Who knew?
I had no idea that me writing about my discombobulated thoughts on dating would cause such a hullabaloo. (I feel the need to apologize for that sentence. No idea what’s happening with me right now but those word choices are troubling) I got more feedback from my dating profile post than anything I’ve written in a while. Okay by me but I got a couple of questions that I figured could use some answering here in the content as I operate under the theory that if one person asks there are probably more wondering…
Question: “If you aren’t looking for a relationship then why are you dating?”
Answer: I am looking for a relationship - just one on my terms. I spent more than half of my life being part of a couple and I’m really enjoying singleness. That being said it’s nice to have someone to hang out with now and again. I have friends that I love dearly but most of them are in relationships of their own which makes the scheduled weekly hang problematic. I am also specific about my expectations because I have encountered a disturbing number of single women my age looking for someone to die with… and that is not this guy. By the way, they don’t actually say that but I have come to be very sensitive to the fear of being alone and it’s the opposite of attractive. Shorter answer: shit gets boring sometimes and I like having fun.
Question: “Is it fair that you are dating 2 women at the same time?”
Answer: Nope, not what I’m doing. I couldn’t keep one woman consistently happy and supported so I have no desire to see how badly I can screw up multiple partners. These are first dates and in the case of the one tonight we have only spoken electronically. You can’t gauge attraction behind a keyboard. The face to face meeting is the true test and the odds are slim that any spark will form. I look at these as a challenge to make a new friend and not bullshit. Speaking of bullshit I have had more than one of these show up and look like they were wearing a disguise. The term “recent pictures” has a wide interpretive range. Shorter answer: not doing that ever.
Question: “What do you mean you are still friends with your ex?”
Answer: This is a me personally only answer so don’t get offended if you have a different situation going on… I can’t imagine being friends with someone for decades, having children with them, going through all the things that life deals out over time, and then cutting them completely out of my life. For a big part of my life this was the human I felt closest to on the planet. Promises we made during our early twenties didn’t hold up through our fifties and no matter how much I hate taking a loss and not living up to a vow, it is what it is. I get to choose how I react to my own divorce and I have picked domination. I decided to be the best I can be at this shitty thing that happens all the time. That’s me. So even if my former wife doesn’t feel that way, I do. I can only control me. Shorter answer: I rule divorce.
Question: “How can you LOVE living alone?”

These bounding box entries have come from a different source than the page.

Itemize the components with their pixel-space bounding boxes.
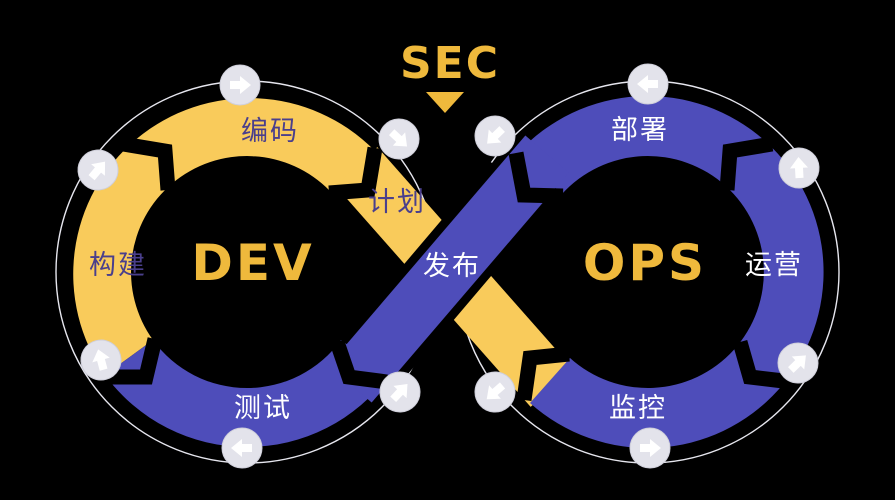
ops-label: OPS xyxy=(583,234,707,292)
dev-label: DEV xyxy=(191,234,314,292)
flow-ball xyxy=(219,64,261,106)
chevron-left-test-release xyxy=(329,339,388,390)
sec-pointer-icon xyxy=(426,92,464,113)
stage-label-operate: 运营 xyxy=(745,250,803,281)
stage-label-release: 发布 xyxy=(423,251,481,282)
chevron-left-code-plan xyxy=(328,146,383,201)
stage-label-monitor: 监控 xyxy=(609,393,667,424)
chevron-right-monitor-plan xyxy=(516,346,570,402)
stage-label-build: 构建 xyxy=(89,250,147,281)
chevron-left-build-code xyxy=(121,136,176,191)
stage-label-deploy: 部署 xyxy=(611,115,669,146)
flow-ball xyxy=(629,427,671,469)
segment-chevron-cuts xyxy=(103,136,793,402)
stage-label-test: 测试 xyxy=(234,393,292,424)
chevron-left-test-build xyxy=(103,337,163,385)
flow-ball xyxy=(221,427,263,469)
sec-title: SEC xyxy=(400,38,500,89)
left-ring-yellow-segment xyxy=(73,98,374,375)
release-ribbon xyxy=(328,135,569,403)
chevron-right-deploy-operate xyxy=(719,136,774,191)
chevron-right-operate-monitor xyxy=(732,339,793,390)
flow-ball xyxy=(627,63,669,105)
stage-label-plan: 计划 xyxy=(368,187,426,218)
chevron-right-release-deploy xyxy=(508,151,564,204)
stage-label-code: 编码 xyxy=(241,116,299,147)
left-ring-test-segment xyxy=(105,340,389,448)
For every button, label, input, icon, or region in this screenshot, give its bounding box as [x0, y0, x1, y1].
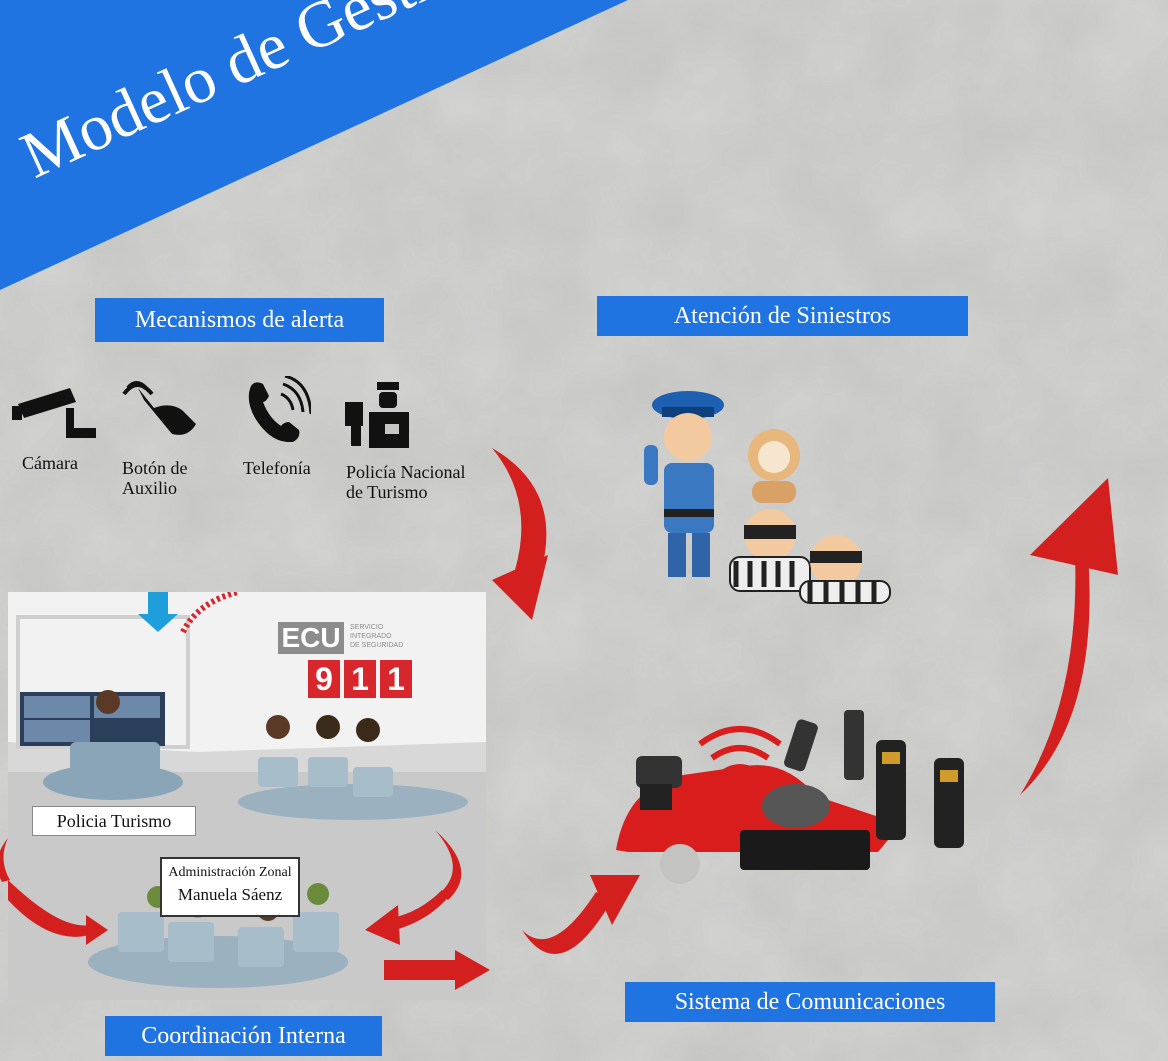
ecu-tagline-2: INTEGRADO — [350, 633, 392, 640]
zonal-admin-label-1: Administración Zonal — [168, 865, 292, 880]
panic-button-hand-icon — [122, 381, 196, 435]
section-label-internal: Coordinación Interna — [105, 1016, 382, 1056]
arrow-alert-to-center — [492, 448, 547, 575]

Answer: Wow, that was one I didn’t expect and I don’t have a simple answer. I would guess that first up is therapy. This is one of the best things to come out of my marriage ending. I love talking through my shit. I’ve learned a lot about myself and truthfully most of my troubles are ME based. Next up is I surround myself with things that make me happy. My entire apartment is filled with stuff that has a specific life related purpose or makes me smile. Very little fluff. A good example is my dumb little dining area.
The pictures on the wall are of my Great Grandparents from the Library of Congress. They are being thrown off of their final farm during the Great Depression and figured out how to find joy in being photographed by the big city newspaper. Next up is my cow rug. I’ve consumed so may of the delicious majestic beasts that I find it only fitting to use more of them when I can. Then my Facebook marketplace Mid-Century Modern (I’ve always enjoyed that aesthetic) table and chairs. Don’t really need 2 chairs but it came with them so why waste? And finally that doomed plant.
I talk to all of the plants in my house like a prison warden giving death row inmates an orientation speech. “You are all on borrowed time. How you spend your last days are completely up to you. Bugs of any kind will only hasten your demise” you get the gist. It’s not all negative talk. Once a week I congratulate the survivors on their fortitude.
Wow I got sidetracked there. Shorter answer: I figured it out.